Memorable scary audience reaction during "Leopoldstadt" last year about legacy and being remembered
Last Edit: PlayWiz 05:11 pm EST 02/20/24
Posted by: PlayWiz 05:02 pm EST 02/20/24

Last year, on Broadway I saw Tom Stoppard’s play “Leopoldstadt” which is about the effect the Holocaust had on a big Jewish family in Vienna. Besides the building climax of the piece where the inevitable tragedies are going to occur over time, one moment struck me as I sat in the audience. At one point, someone mentions that all the photographs in the family collection will at some point in the future be forgotten by future generations who will have no idea who these people were. A woman’s high voice in the audience screamed/yelled in horror briefly when that line was said; she certainly “got it” right there and then about obscurity and who will be remembered/forgotten in the future. Her real-life epiphany was almost as scary and sad as what later was transpiring in the play.
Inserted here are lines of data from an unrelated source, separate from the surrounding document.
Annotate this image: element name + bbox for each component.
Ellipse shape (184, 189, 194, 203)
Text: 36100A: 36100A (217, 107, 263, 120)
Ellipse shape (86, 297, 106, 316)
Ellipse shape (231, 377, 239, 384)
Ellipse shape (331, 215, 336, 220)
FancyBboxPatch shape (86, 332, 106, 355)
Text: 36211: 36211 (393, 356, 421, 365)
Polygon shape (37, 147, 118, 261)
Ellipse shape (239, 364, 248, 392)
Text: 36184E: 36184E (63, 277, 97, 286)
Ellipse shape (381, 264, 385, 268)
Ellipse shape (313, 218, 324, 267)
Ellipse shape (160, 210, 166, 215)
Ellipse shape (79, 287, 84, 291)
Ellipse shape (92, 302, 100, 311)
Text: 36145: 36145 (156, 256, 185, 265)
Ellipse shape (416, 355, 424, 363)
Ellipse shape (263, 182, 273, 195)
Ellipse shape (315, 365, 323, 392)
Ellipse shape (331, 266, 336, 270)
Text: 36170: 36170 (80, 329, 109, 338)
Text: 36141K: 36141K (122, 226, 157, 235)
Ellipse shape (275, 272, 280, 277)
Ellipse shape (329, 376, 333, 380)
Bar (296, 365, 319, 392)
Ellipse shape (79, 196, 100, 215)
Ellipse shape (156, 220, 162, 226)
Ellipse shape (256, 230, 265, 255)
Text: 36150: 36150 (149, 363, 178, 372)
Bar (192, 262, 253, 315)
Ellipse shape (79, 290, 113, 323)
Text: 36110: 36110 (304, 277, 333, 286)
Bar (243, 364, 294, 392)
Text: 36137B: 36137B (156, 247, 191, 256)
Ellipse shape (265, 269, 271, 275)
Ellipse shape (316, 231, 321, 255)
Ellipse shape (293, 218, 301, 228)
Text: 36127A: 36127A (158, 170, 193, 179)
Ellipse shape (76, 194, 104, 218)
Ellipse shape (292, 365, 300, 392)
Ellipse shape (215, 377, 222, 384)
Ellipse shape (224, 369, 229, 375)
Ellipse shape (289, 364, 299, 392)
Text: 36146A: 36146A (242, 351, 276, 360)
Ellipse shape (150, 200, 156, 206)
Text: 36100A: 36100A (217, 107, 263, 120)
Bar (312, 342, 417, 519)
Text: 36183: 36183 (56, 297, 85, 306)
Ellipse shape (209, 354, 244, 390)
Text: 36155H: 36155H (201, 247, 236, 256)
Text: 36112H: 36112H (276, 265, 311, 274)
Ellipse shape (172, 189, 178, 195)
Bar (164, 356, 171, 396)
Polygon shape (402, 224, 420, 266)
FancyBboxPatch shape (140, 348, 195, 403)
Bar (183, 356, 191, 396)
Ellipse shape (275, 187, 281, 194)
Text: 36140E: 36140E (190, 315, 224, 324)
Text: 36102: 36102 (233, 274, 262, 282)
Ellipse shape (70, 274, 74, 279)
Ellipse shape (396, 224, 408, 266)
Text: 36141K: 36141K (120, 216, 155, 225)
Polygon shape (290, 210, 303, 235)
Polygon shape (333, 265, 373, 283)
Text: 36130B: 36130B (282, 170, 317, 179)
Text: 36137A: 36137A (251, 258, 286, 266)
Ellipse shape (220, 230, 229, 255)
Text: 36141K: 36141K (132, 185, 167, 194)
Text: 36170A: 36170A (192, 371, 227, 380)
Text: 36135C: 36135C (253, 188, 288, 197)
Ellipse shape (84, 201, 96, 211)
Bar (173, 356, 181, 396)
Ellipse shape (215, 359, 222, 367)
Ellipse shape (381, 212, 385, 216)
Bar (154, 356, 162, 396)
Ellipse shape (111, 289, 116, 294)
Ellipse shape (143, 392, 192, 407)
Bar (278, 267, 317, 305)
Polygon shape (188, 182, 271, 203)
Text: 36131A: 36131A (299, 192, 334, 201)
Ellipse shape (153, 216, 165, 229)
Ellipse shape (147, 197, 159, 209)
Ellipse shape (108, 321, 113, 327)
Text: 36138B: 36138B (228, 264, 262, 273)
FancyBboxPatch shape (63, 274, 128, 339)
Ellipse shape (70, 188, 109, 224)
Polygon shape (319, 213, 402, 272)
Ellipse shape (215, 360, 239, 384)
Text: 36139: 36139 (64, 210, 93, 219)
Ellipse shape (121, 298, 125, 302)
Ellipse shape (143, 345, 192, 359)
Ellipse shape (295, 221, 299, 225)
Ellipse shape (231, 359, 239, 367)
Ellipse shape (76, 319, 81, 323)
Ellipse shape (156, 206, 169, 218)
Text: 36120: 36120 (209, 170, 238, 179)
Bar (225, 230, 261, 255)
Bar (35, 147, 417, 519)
I posted the above as part of a longish response on a financial site where the author/webmaster, very well-known for having written the personal finance column for "The Wall Street Journal" for years had written a piece about leaving behind legacies and how even very famous people of the past are now forgotten. I mentioned in my full reply that people as once famous as Kay Francis, Deanna Durbin and even Judy Garland (known today by kids watching the annual showings of "The Wizard of Oz" more by the name "Dorothy") are mostly known by film buffs and have faded from their former huge public consciousness, kept alive by TCM and classic movie admirers. His reply to me: "Thanks for the thoughtful comment. As I said in the article, there are so many once-famous folks who have disappeared from public consciousness. That should be sobering for anybody today who thinks they’re a big success — or for those who imagine they’ve failed."